The value of goods exported by Irish businesses fell by €1.15bn in July from June as the effects of Brexit began to be felt across the Irish Sea.
Exports decreased by 11.5% to €8.92bn on a seasonally adjusted basis in July, with analysts pointing to the impact of Brexit for weaker than expected trade data released by the CSO yesterday.
Merrion Stockbrokers chief economist Alan McQuaid said that while trade activity has been relatively robust in the first half of the year, the statistics released yesterday suggest a slowdown is on the cards in the latter part of the year.
“Business and consumer confidence have been dented in recent months by the uncertainty surrounding Brexit,” said Mr McQuaid. “However, the trade data for the first half of the year were quite positive, though we expect to see a slowdown in activity in the second half of 2016 and July numbers would tend to bear this out.”
Imports in July dipped by 10.7% on a seasonally adjusted basis while the trade surplus decreased by €510m to €3.527bn.
July’s surplus was only marginally above the lowest surplus posted to date this year, in March, of €3.523m.
The unadjusted value of goods exports for July was €9.12bn, representing a decrease of €292m (-3%) when compared with July 2015.
The value of exported goods from January to July was €65.86bn, an increase of €1.7bn, or 3%, compared with the opening seven months of 2015.
“On an unadjusted basis there was a surplus of €4.13bn in July, €480m higher than the surplus of €3.64m posted in the seventh month of 2015,” said Mr McQuaid.
“In the first seven months of 2016, the cumulative trade balance amounted to €27.69bn, which was €3.14bn higher than the surplus of €24.55bn in the same period last year.”
The revised total 2015 surplus of €42.2bn was the second-largest ever recorded.
Despite such a lofty target, Mr McQuaid said he still believes this year’s trade surplus will be higher than that of last year despite the weak July trade data and the potential continued impact of Brexit.
He said Brexit was likely to have a negative impact on Irish trade in the medium term with SMEs set to be hardest hit should tariffs and other trade barriers be introduced.

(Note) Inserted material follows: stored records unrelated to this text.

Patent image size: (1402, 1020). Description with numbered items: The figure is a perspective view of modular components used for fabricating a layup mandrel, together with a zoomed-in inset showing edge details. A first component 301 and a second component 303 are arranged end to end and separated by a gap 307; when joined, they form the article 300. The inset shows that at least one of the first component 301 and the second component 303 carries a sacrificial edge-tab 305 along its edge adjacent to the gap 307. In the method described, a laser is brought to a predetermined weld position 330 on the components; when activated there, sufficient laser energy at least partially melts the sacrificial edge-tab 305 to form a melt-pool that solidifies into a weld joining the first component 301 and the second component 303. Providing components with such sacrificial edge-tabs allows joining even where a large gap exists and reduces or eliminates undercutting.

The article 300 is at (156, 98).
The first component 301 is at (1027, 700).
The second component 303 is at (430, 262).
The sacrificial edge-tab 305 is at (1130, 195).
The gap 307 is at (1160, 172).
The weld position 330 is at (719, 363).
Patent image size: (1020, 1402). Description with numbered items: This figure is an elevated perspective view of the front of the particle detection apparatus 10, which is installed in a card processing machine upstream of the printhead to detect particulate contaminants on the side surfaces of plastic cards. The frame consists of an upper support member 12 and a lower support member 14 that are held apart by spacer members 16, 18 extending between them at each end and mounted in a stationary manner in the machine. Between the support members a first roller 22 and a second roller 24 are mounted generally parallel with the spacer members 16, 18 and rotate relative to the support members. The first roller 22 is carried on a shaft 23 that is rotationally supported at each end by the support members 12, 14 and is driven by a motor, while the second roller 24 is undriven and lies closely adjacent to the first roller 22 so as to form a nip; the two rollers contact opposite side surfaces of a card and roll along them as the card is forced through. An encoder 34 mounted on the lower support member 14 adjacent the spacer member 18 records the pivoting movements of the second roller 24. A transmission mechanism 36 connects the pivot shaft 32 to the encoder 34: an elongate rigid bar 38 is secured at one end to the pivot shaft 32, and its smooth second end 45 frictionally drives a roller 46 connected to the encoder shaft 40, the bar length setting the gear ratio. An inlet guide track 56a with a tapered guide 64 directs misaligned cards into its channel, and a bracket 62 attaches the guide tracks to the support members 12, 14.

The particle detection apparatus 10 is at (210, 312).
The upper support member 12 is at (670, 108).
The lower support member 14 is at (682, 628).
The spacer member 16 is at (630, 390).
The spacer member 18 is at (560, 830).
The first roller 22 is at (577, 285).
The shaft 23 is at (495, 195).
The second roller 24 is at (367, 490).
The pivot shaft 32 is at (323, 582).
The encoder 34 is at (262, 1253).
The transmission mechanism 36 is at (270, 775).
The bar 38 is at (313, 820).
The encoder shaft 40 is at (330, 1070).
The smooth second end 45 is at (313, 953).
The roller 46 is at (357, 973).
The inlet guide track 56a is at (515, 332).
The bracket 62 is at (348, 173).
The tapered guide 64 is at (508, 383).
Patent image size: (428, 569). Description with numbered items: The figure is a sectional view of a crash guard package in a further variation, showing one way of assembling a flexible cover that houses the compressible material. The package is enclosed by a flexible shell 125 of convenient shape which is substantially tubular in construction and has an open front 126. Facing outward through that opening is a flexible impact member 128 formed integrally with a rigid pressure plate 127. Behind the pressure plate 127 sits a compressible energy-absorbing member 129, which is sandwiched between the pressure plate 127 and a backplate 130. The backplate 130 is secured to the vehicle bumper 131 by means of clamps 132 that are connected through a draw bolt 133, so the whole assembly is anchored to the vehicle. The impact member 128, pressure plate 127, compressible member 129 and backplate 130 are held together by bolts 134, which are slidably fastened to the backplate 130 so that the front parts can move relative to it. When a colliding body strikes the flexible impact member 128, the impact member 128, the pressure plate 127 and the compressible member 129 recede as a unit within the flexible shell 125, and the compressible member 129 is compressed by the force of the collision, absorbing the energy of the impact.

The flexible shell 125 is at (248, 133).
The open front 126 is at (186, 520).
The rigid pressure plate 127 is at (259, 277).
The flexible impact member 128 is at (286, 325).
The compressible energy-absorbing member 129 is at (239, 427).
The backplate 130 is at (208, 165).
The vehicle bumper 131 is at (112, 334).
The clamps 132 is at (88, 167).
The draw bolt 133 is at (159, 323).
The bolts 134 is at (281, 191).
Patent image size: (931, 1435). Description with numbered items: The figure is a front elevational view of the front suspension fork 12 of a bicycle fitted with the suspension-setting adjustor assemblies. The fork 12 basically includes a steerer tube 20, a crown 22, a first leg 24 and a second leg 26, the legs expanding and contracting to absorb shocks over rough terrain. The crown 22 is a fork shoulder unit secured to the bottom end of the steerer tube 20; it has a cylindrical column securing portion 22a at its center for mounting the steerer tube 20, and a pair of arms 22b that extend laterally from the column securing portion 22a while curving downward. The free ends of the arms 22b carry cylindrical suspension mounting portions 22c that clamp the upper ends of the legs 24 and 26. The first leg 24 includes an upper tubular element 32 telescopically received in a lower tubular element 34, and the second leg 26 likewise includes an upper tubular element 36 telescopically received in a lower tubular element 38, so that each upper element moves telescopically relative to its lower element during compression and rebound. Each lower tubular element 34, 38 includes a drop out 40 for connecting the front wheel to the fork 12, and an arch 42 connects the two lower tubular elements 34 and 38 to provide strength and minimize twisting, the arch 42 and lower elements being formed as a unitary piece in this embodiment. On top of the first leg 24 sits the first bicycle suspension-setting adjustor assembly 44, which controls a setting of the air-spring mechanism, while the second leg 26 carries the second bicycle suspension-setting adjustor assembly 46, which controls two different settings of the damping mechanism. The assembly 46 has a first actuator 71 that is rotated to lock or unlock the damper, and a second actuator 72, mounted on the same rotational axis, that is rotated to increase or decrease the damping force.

“One can only speculate as to how Brexit will impact Ireland in the coming months and years, but there is likely to be a negative impact on trade,” said Mr McQuaid.
“The UK is the second- largest single country for Ireland’s goods and the largest for its services. At the same time, Ireland imports 30% of its goods from the UK. While the UK might only account for 16%-17% of Ireland’s total exports, 30% of all employment is in sectors which are heavily related to UK exports.”
Comparing July 2016 to July 2015, the exports of electrical machinery, apparatus and appliances, rose by more than 200% while exports of medical and pharmaceutical goods dipped by almost a fifth.
The EU accounted for €4.46bn (49%) of total goods exports in July, of which €1.05bn went to Belgium and €1.07bn to the UK.
The US was the main non-EU destination, accounting for 24% of exports in July.